May 1st, 2009 at 11:17 am

You’ve been too badly affected by the “War is Peace” crowd. Safety is one aspect of quality. In all the fields where quality processes are mature it is recognized that safety is one of the important quality metrics, and that there should never be any implied conflict between safety and quality.

The doublespeak crowd have confused matters by confusing process metrics with quality metrics. This is a commonplace problem and usually goes unmentioned. The difference generally does not matter. It matters in medicine primarily because decision makers are making bad decisions because of misunderstandings about the difference.

Automobile manufacture has a great many similar examples. One
quality metric of an automobile is rust resistance. The quality metric is years without rust while in normal use. This cannot be measured in the factory. So the factory must pick a process measurement, such as ounces of rust coating applied per car, that they can measure. From time to time someone finds a better process metric, such as measuring coating thickness.

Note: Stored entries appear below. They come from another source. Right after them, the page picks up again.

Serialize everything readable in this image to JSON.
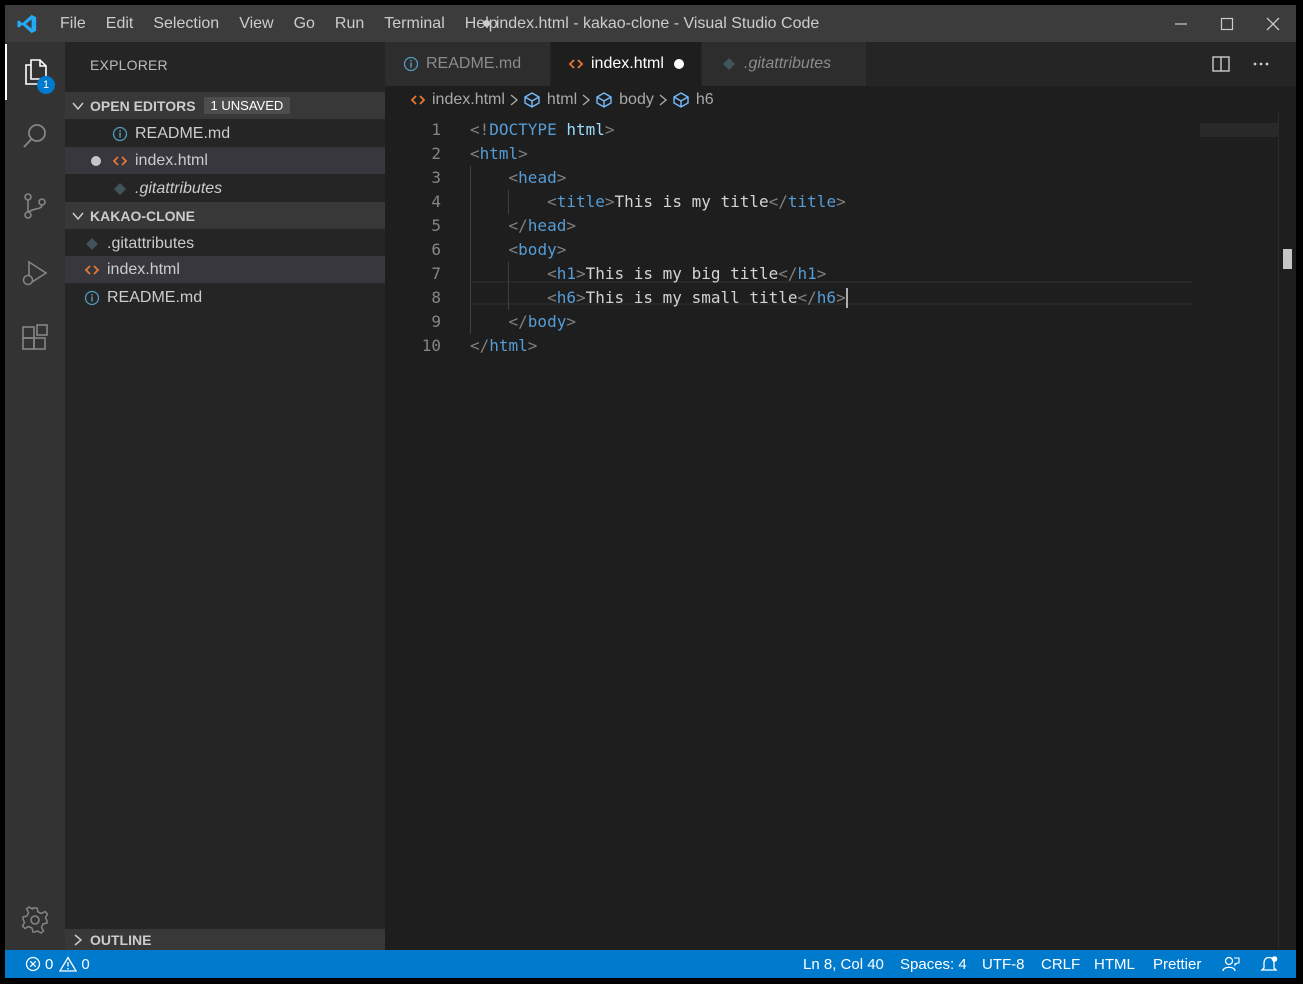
{
  "app": {
    "window_title": "● index.html - kakao-clone - Visual Studio Code",
    "menu": [
      "File",
      "Edit",
      "Selection",
      "View",
      "Go",
      "Run",
      "Terminal",
      "Help"
    ]
  },
  "activity_bar": {
    "explorer_badge": "1"
  },
  "sidebar": {
    "title": "EXPLORER",
    "open_editors": {
      "label": "OPEN EDITORS",
      "badge": "1 UNSAVED",
      "items": [
        {
          "name": "README.md",
          "icon": "info-icon"
        },
        {
          "name": "index.html",
          "icon": "html-icon",
          "unsaved": true
        },
        {
          "name": ".gitattributes",
          "icon": "git-icon"
        }
      ]
    },
    "project": {
      "label": "KAKAO-CLONE",
      "items": [
        {
          "name": ".gitattributes",
          "icon": "git-icon"
        },
        {
          "name": "index.html",
          "icon": "html-icon"
        },
        {
          "name": "README.md",
          "icon": "info-icon"
        }
      ]
    },
    "outline_label": "OUTLINE"
  },
  "tabs": [
    {
      "label": "README.md",
      "icon": "info-icon",
      "active": false
    },
    {
      "label": "index.html",
      "icon": "html-icon",
      "active": true,
      "dirty": true
    },
    {
      "label": ".gitattributes",
      "icon": "git-icon",
      "active": false
    }
  ],
  "breadcrumbs": [
    "index.html",
    "html",
    "body",
    "h6"
  ],
  "editor": {
    "line_numbers": [
      "1",
      "2",
      "3",
      "4",
      "5",
      "6",
      "7",
      "8",
      "9",
      "10"
    ],
    "lines": [
      [
        [
          "br",
          "<!"
        ],
        [
          "tag",
          "DOCTYPE"
        ],
        [
          "txt",
          " "
        ],
        [
          "attr",
          "html"
        ],
        [
          "br",
          ">"
        ]
      ],
      [
        [
          "br",
          "<"
        ],
        [
          "tag",
          "html"
        ],
        [
          "br",
          ">"
        ]
      ],
      [
        [
          "txt",
          "    "
        ],
        [
          "br",
          "<"
        ],
        [
          "tag",
          "head"
        ],
        [
          "br",
          ">"
        ]
      ],
      [
        [
          "txt",
          "        "
        ],
        [
          "br",
          "<"
        ],
        [
          "tag",
          "title"
        ],
        [
          "br",
          ">"
        ],
        [
          "txt",
          "This is my title"
        ],
        [
          "br",
          "</"
        ],
        [
          "tag",
          "title"
        ],
        [
          "br",
          ">"
        ]
      ],
      [
        [
          "txt",
          "    "
        ],
        [
          "br",
          "</"
        ],
        [
          "tag",
          "head"
        ],
        [
          "br",
          ">"
        ]
      ],
      [
        [
          "txt",
          "    "
        ],
        [
          "br",
          "<"
        ],
        [
          "tag",
          "body"
        ],
        [
          "br",
          ">"
        ]
      ],
      [
        [
          "txt",
          "        "
        ],
        [
          "br",
          "<"
        ],
        [
          "tag",
          "h1"
        ],
        [
          "br",
          ">"
        ],
        [
          "txt",
          "This is my big title"
        ],
        [
          "br",
          "</"
        ],
        [
          "tag",
          "h1"
        ],
        [
          "br",
          ">"
        ]
      ],
      [
        [
          "txt",
          "        "
        ],
        [
          "br",
          "<"
        ],
        [
          "tag",
          "h6"
        ],
        [
          "br",
          ">"
        ],
        [
          "txt",
          "This is my small title"
        ],
        [
          "br",
          "</"
        ],
        [
          "tag",
          "h6"
        ],
        [
          "br",
          ">"
        ]
      ],
      [
        [
          "txt",
          "    "
        ],
        [
          "br",
          "</"
        ],
        [
          "tag",
          "body"
        ],
        [
          "br",
          ">"
        ]
      ],
      [
        [
          "br",
          "</"
        ],
        [
          "tag",
          "html"
        ],
        [
          "br",
          ">"
        ]
      ]
    ],
    "colors": {
      "bracket": "#808080",
      "tag": "#569cd6",
      "text": "#d4d4d4",
      "attr": "#9cdcfe"
    }
  },
  "status_bar": {
    "errors": "0",
    "warnings": "0",
    "position": "Ln 8, Col 40",
    "spaces": "Spaces: 4",
    "encoding": "UTF-8",
    "eol": "CRLF",
    "language": "HTML",
    "formatter": "Prettier"
  },
  "colors": {
    "accent": "#007acc",
    "html_icon": "#e37933",
    "info_icon": "#519aba",
    "git_icon": "#41535b"
  }
}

As long as all involved remember that the goal and final arbiter is
the field experience of years without rust, this works well. The
factory uses process metrics and changes them when better metrics are found. The explanation to the factory workers is “we can’t measure years without rust, so we measure this instead. If you think of something better, let us know. We will change and use it.”

This needs to be the attitude for most of the healthcare metrics.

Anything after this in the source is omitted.